The day after Trump was arraigned in federal court in Miami on 37 counts, mostly involving the Espionage Act, he attended a campaign rally in New Jersey. At that rally, he dismissed the charges against him, which were based on his refusal to return documents to the National Archices, including some that were classified and top-secret. Trump ridiculed the case against him, asserting that the Presidential Records Act allowed him to take with him any documents he wanted. The ruling precedent, he claimed, was the “Clinton socks case,” which was dismissed by a judge.

“Under the Presidential Records Act — which is civil, not criminal — I had every right to have these documents,” Trump said, incorrectly describing the law that has no enforcement mechanism, and which is separate from the federal statutes Trump is actually charged under. “The crucial legal precedent is laid out in the most important case ever on this subject, known as the Clinton socks case.”

What was the Clinton socks case? I had never heard of it.

The Washington Post explained it a few days later.

First, the story pointed out, Trump’s reference to the Presidebtial Records Act as exculpatory for his actions was wrong. Did his lawyers tell him to say so or did he misinterpret what they told him?

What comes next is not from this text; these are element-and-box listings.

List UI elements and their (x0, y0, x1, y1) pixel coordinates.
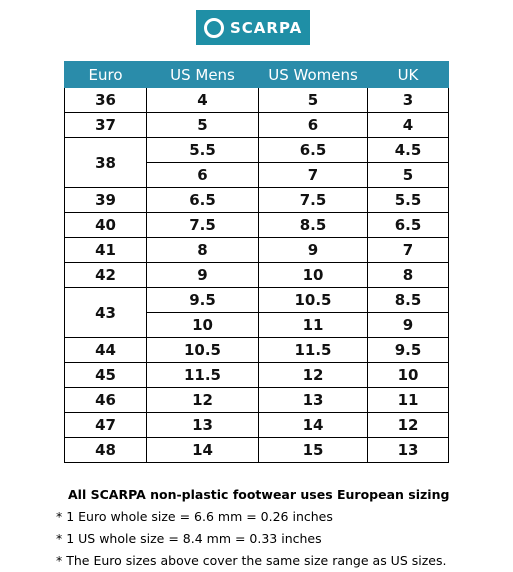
size-cell: 14 (258, 412, 368, 438)
size-cell: 11 (258, 312, 368, 338)
size-cell: 5 (258, 87, 368, 113)
table-row: 10 11 9 (65, 312, 449, 338)
size-cell: 15 (258, 437, 368, 463)
size-cell: 5 (367, 162, 449, 188)
table-row: 38 5.5 6.5 4.5 (64, 137, 449, 188)
table-row: 48 14 15 13 (64, 437, 449, 463)
header-cell: Euro (64, 61, 147, 88)
size-cell: 9 (258, 237, 368, 263)
size-cell: 13 (367, 437, 449, 463)
euro-cell: 42 (64, 262, 147, 288)
table-row: 41 8 9 7 (64, 237, 449, 263)
note-item: * The Euro sizes above cover the same si… (56, 553, 447, 568)
size-cell: 12 (367, 412, 449, 438)
table-row: 37 5 6 4 (64, 112, 449, 138)
table-row: 39 6.5 7.5 5.5 (64, 187, 449, 213)
header-cell: US Mens (146, 61, 259, 88)
size-cell: 6.5 (367, 212, 449, 238)
size-cell: 10.5 (146, 337, 259, 363)
size-cell: 5.5 (146, 137, 259, 163)
table-row: 46 12 13 11 (64, 387, 449, 413)
size-cell: 9.5 (367, 337, 449, 363)
size-cell: 6 (146, 162, 259, 188)
size-cell: 8 (146, 237, 259, 263)
size-cell: 7 (367, 237, 449, 263)
size-cell: 8.5 (367, 287, 449, 313)
size-cell: 12 (146, 387, 259, 413)
table-row: 44 10.5 11.5 9.5 (64, 337, 449, 363)
size-cell: 9 (146, 262, 259, 288)
size-cell: 6.5 (146, 187, 259, 213)
table-body: 36 4 5 3 37 5 6 4 38 5.5 6.5 4.5 6 7 5 39 6.5 7.5 5.5 40 7.5… (64, 87, 449, 463)
size-cell: 5.5 (367, 187, 449, 213)
size-cell: 9.5 (146, 287, 259, 313)
euro-cell: 44 (64, 337, 147, 363)
size-cell: 4 (146, 87, 259, 113)
header-cell: US Womens (258, 61, 368, 88)
size-cell: 11.5 (146, 362, 259, 388)
size-cell: 7.5 (146, 212, 259, 238)
size-cell: 11 (367, 387, 449, 413)
size-cell: 5 (146, 112, 259, 138)
size-cell: 6 (258, 112, 368, 138)
logo-icon (204, 17, 224, 38)
notes: All SCARPA non-plastic footwear uses Eur… (56, 484, 449, 572)
logo: SCARPA (196, 10, 310, 45)
size-cell: 11.5 (258, 337, 368, 363)
euro-cell: 36 (64, 87, 147, 113)
size-cell: 10 (258, 262, 368, 288)
note-item: * 1 Euro whole size = 6.6 mm = 0.26 inch… (56, 509, 333, 524)
note-item: * 1 US whole size = 8.4 mm = 0.33 inches (56, 531, 322, 546)
size-cell: 4.5 (367, 137, 449, 163)
header-cell: UK (367, 61, 449, 88)
table-row: 40 7.5 8.5 6.5 (64, 212, 449, 238)
size-cell: 13 (146, 412, 259, 438)
euro-cell: 40 (64, 212, 147, 238)
size-table: Euro US Mens US Womens UK 36 4 5 3 37 5 6 4 38 5.5 6.… (64, 61, 449, 463)
table-row: 42 9 10 8 (64, 262, 449, 288)
size-cell: 8.5 (258, 212, 368, 238)
table-row: 47 13 14 12 (64, 412, 449, 438)
logo-text: SCARPA (230, 18, 303, 37)
table-row: 45 11.5 12 10 (64, 362, 449, 388)
euro-cell: 39 (64, 187, 147, 213)
euro-cell: 41 (64, 237, 147, 263)
size-cell: 13 (258, 387, 368, 413)
size-cell: 8 (367, 262, 449, 288)
size-cell: 10.5 (258, 287, 368, 313)
size-cell: 9 (367, 312, 449, 338)
size-cell: 7.5 (258, 187, 368, 213)
size-cell: 10 (146, 312, 259, 338)
size-cell: 6.5 (258, 137, 368, 163)
euro-cell: 37 (64, 112, 147, 138)
euro-cell: 45 (64, 362, 147, 388)
notes-heading: All SCARPA non-plastic footwear uses Eur… (68, 487, 450, 502)
euro-cell: 38 (64, 137, 147, 188)
table-row: 43 9.5 10.5 8.5 (64, 287, 449, 338)
size-cell: 7 (258, 162, 368, 188)
euro-cell: 43 (64, 287, 147, 338)
size-cell: 14 (146, 437, 259, 463)
euro-cell: 46 (64, 387, 147, 413)
euro-cell: 47 (64, 412, 147, 438)
size-cell: 4 (367, 112, 449, 138)
header-row: Euro US Mens US Womens UK (64, 61, 449, 88)
table-row: 36 4 5 3 (64, 87, 449, 113)
size-cell: 10 (367, 362, 449, 388)
euro-cell: 48 (64, 437, 147, 463)
size-cell: 3 (367, 87, 449, 113)
size-cell: 12 (258, 362, 368, 388)
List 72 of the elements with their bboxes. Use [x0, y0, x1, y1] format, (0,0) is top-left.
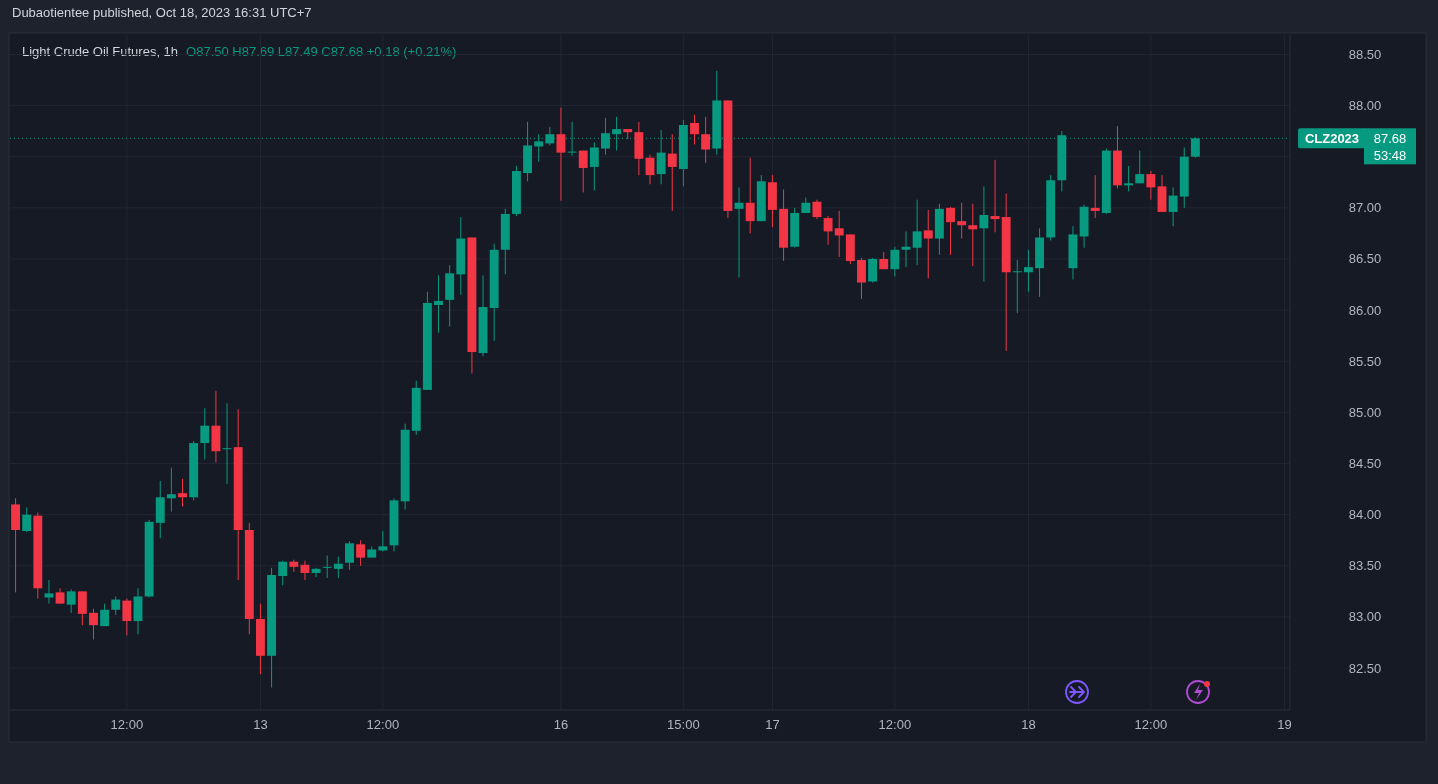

Even before he pleaded not guilty on Tuesday, Trump and his legal team have argued that the Presidential Records Act gives the president the right to take any record upon leaving office and declare it personal. In reality, the 1981 law requiring White House documents to be preserved as property of the U.S. government was established, in part, so that presidents could not declare every record to be personal.

Second, his insistence on refusing to return classified documents bore no relation to the Clinton socks case.

When Clinton was elected, he reached out to a college classmate and friend who was a respected historian, Taylor Branch, and invited him to come to the White House periodically and tape record Clinton’s reflections on his presidency. Branch visited 79 times over the eight years of the Clinton presidency and taped their conversations as a running record of the Clinton presidency. He recorded their conversations on two cassette recorders. Clinton kept one set of the tapes, which he kept in his sock drawer.

In 2009, Taylor Branch published The Clinton Tapes, and he told the story of the socks drawer. The conservative organization Judicial Watch sued in 2010 to seek access to the tapes and to have them declared presidential records. A federal judge ruled in 2012 that the tapes were personal and were not presidential records.

A senior official at Jusicial Watch argued in an article in the Wall Street Journal that the Clinton tapes and Trump’s retention of government secrets were analogous.

Taylor Branch scoffed at the claim.

“Judicial Watch lost the case, and it was not a close case,” Branch said. Branch said “it’s amazing” that Trump’s team would cite the “failed case as a precedent for excusing Trump and how he handled classified government documents.”

Trump did not have the right to take classified documents home when he left the presidency. He did not have the power to declassify some of the nation’s most closely guarded secrets. He did have the right to refuse to return them when asked to do so or when ordered to do so. Nor did he have the right to hide them from his lawyers and the FBI. By taking home those documents, where they were not secure, he put at risk the lives of America’s troops and national security.

It’s quite a stretch to compare the tapes in Clinton’s socks drawer to the nondisclosure of classified documents.